Treat's back in English on Thursday, only he's at the front of the room until the bell rings, busy getting all the handouts and homework he missed. After class, he pats me on the Packy patch, says, “See you at lunch,” and barrels out the door.

Edie and Cherise are in the cafeteria, the first time all week we don't see them in the Bog, and me and Keith are already sitting on the edge of the planter and eating by the time Treat gets to us.

“Hey,” Keith blurts out with his mouth full of chips. “Where you been?”

Treat steps up in front of us, a little out of breath. “Nowhere.” He pulls a couple cassette tapes out of his lunch bag and hands one to me and one to Keith:
The Nixon Tapes.

“Get to know this stuff,” he says. “Then write some songs for Monday.”

“Is that what you've been doing?” Keith says. “Writing songs?”

Treat starts pulling food out of his bag. “Something like that.”

“Maybe we should get together today,” Keith says and Treat shakes his head. “Then what about Friday?”

“I've got plans.” Treat takes a big bite of a sandwich with the thinnest, grainiest-looking bread you've ever seen.

Keith leans forward and looks at Treat. “I thought the band was our plan.”

Treat stares Keith down without saying anything, his eyes bulging and jaw flexing while he chews.

“We'll get on it,” I say and change the subject to
Guess who got in a fight with what's his name and do you know about the book report we have to do?

I leave the tape in my pocket the rest of the day. The last thing I need is van Doren knocking it out of my hand with a book while I'm trying to put it in my locker and then the interrogation:
Is this DikNixon? Wait, are you DikNixon? What a joke.
But none of that happens. Right after school, he drops a pair of sweaty tube socks on me. Then he says, “I'm sorry.” When I hand them up, he fires a fastball into the closest trash can. “What's the point?” he says and spins back to his locker. “Can somebody tell me? What's the point?”

Since he asked twice I figure I'm supposed to answer. “I don't know.”

“Who does?” he says and slams the locker shut and starts walking away. “It's all bullshit. Complete bullshit.”

.

Mr.
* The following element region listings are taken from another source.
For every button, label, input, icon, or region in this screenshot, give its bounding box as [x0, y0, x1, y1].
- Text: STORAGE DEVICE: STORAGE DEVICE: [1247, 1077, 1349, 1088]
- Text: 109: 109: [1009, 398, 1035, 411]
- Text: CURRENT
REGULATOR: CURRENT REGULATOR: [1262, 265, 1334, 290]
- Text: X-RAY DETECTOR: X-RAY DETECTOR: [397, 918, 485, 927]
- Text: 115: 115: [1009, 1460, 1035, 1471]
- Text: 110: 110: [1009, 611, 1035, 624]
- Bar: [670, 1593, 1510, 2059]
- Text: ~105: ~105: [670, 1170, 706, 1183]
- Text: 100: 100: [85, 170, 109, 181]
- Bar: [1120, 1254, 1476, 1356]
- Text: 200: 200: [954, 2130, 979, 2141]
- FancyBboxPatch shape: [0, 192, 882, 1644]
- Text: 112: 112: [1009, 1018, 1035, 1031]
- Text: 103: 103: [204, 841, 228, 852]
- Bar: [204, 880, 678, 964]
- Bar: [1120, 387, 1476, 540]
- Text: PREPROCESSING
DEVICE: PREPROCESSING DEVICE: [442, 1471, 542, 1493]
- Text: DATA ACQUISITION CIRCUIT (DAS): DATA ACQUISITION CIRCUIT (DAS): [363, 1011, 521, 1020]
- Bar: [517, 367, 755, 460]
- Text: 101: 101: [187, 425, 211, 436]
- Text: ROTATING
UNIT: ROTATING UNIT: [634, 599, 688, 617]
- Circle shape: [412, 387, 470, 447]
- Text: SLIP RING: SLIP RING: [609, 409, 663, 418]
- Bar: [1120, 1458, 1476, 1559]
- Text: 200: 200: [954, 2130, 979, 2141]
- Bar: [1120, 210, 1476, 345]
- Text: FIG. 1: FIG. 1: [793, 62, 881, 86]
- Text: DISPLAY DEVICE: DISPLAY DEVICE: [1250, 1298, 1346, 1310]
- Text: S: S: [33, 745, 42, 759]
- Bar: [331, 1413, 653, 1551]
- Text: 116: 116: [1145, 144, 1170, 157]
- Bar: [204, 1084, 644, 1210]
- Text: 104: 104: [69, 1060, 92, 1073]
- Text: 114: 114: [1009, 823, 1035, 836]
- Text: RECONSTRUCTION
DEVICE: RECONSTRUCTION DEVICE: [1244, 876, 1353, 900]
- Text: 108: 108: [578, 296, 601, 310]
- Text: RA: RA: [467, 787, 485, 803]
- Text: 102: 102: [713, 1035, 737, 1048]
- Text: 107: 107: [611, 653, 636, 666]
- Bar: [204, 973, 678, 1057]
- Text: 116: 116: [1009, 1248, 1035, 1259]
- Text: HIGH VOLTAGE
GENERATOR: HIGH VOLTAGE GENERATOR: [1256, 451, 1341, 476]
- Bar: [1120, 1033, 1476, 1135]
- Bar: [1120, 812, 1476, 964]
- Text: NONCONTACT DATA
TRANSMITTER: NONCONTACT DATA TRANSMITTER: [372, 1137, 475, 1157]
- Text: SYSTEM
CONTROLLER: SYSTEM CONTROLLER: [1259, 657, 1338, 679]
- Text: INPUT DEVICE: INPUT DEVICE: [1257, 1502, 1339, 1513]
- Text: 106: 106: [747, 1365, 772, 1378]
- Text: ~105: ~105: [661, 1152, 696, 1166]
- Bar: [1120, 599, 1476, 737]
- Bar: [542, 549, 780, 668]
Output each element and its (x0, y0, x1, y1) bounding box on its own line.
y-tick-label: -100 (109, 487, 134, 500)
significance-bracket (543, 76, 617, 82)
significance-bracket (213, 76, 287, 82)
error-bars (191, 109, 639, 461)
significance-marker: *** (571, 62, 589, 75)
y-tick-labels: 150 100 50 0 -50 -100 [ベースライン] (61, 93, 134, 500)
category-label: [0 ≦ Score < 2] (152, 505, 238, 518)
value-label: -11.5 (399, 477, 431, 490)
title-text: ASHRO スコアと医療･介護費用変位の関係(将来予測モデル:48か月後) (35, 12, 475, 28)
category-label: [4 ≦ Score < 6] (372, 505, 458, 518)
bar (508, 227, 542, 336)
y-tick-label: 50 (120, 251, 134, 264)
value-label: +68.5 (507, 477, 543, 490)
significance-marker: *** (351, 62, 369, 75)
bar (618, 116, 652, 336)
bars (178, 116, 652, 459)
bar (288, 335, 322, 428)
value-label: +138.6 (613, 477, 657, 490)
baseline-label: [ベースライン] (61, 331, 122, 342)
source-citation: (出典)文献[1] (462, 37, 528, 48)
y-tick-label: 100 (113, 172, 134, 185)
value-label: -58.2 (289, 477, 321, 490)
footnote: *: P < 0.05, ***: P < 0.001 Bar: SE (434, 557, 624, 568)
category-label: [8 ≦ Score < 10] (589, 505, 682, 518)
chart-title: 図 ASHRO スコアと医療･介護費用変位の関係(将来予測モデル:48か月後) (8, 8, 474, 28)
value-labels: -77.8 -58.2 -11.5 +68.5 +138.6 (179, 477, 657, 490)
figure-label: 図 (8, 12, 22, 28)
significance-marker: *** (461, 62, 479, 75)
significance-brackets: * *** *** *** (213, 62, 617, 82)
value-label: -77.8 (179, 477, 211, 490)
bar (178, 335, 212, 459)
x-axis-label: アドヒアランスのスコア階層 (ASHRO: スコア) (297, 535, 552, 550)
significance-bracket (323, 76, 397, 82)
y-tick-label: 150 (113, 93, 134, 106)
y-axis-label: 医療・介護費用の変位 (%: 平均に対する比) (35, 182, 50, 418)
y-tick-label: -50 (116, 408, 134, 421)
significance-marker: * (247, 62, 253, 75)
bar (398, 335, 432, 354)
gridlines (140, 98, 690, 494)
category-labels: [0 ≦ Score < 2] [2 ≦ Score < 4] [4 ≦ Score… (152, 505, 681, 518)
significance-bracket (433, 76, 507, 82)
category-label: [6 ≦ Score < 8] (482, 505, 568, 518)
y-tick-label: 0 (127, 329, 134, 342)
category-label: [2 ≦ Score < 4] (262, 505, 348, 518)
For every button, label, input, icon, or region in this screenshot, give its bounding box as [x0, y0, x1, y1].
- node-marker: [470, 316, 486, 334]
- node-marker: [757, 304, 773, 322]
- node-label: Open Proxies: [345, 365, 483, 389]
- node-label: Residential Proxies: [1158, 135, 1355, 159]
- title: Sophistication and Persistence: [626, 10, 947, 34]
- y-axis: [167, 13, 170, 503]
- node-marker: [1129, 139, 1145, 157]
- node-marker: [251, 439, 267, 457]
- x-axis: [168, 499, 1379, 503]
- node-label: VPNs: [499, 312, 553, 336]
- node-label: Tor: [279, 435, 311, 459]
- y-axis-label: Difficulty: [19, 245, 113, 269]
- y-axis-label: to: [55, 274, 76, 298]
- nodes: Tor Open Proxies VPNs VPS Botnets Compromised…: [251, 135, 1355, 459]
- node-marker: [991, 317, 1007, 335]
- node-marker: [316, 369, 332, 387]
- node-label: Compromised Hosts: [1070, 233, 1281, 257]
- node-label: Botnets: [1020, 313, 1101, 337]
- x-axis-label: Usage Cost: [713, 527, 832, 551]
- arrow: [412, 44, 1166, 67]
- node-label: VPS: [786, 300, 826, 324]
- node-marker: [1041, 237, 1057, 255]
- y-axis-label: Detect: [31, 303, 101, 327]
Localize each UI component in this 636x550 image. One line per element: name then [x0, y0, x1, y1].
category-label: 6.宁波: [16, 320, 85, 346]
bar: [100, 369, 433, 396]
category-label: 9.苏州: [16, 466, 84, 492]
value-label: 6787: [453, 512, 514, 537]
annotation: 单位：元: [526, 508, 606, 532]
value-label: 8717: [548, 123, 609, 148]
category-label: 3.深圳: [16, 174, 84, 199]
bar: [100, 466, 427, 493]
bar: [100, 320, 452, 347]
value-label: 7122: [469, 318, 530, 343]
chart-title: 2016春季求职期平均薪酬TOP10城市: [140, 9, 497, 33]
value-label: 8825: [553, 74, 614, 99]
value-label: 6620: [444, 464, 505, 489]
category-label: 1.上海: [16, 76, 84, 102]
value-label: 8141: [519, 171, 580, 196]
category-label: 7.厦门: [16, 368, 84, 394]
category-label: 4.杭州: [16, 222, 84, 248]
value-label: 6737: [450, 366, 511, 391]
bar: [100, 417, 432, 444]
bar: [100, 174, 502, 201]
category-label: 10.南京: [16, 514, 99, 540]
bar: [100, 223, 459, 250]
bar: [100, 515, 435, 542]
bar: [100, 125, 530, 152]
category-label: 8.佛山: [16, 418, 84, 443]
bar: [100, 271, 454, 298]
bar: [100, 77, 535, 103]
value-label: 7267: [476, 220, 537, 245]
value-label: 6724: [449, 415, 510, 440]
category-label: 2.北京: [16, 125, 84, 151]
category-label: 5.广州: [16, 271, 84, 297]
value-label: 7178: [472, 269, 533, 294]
Krueger has the periodic table quizzes in his hand Friday morning. “I had these ready to go yesterday,” he says. “I've just been thinking about what to say.” He peels one off the top. “According to one of you, and I'm sure a few of you agree, the definition of a proton is as follows: ‘An explosive particle used often in the manufacturing of missiles.'” He leans on the podium. “I like
Star Trek
too. I
know what a proton torpedo is. But if I had one, I'd shoot this person with it.” We all laugh, because who else bawls you out like that?

Keith looks over at me like he got caught eating dessert before dinner, and Mr. Krueger keeps going. “I know my quizzes aren't easy, people. They're not supposed to be.” He shakes his head, then nods, and it's hard to tell if he's agreeing with himself or saying no or just dizzy with all the information flying around in his head. “I could give you multiple choice and some of you would do well guessing, but science isn't multiple choice. The answers don't always present themselves.” He slides the quiz he talked about into the middle of the stack. “I gave partial credit to ‘Mr. Explosive Particle.' He has no idea what he's talking about, but he at least attacked the problem with creativity rather than leaving it blank. Better to try and fail than never try at all.” He begins handing the quizzes back. “I won't be this generous next time. Charity is a rare and wonderful gift; don't come to depend on it.”

My fourteen out of twenty on the quiz seems pretty good until I do the math. It's a C–. Keith, or “Mr. Explosive Particle,” got a D. Instead of laughing it off, though, he gets serious after class. His dad said that once he sinks some cash into this band project, none of it better come between Keith and good grades. Keith says he needs the band, so now he needs the grades too. Right now, I don't know if my parents would even notice my grades, but I definitely need the band. And who knows what Treat needs. Hopefully the band too.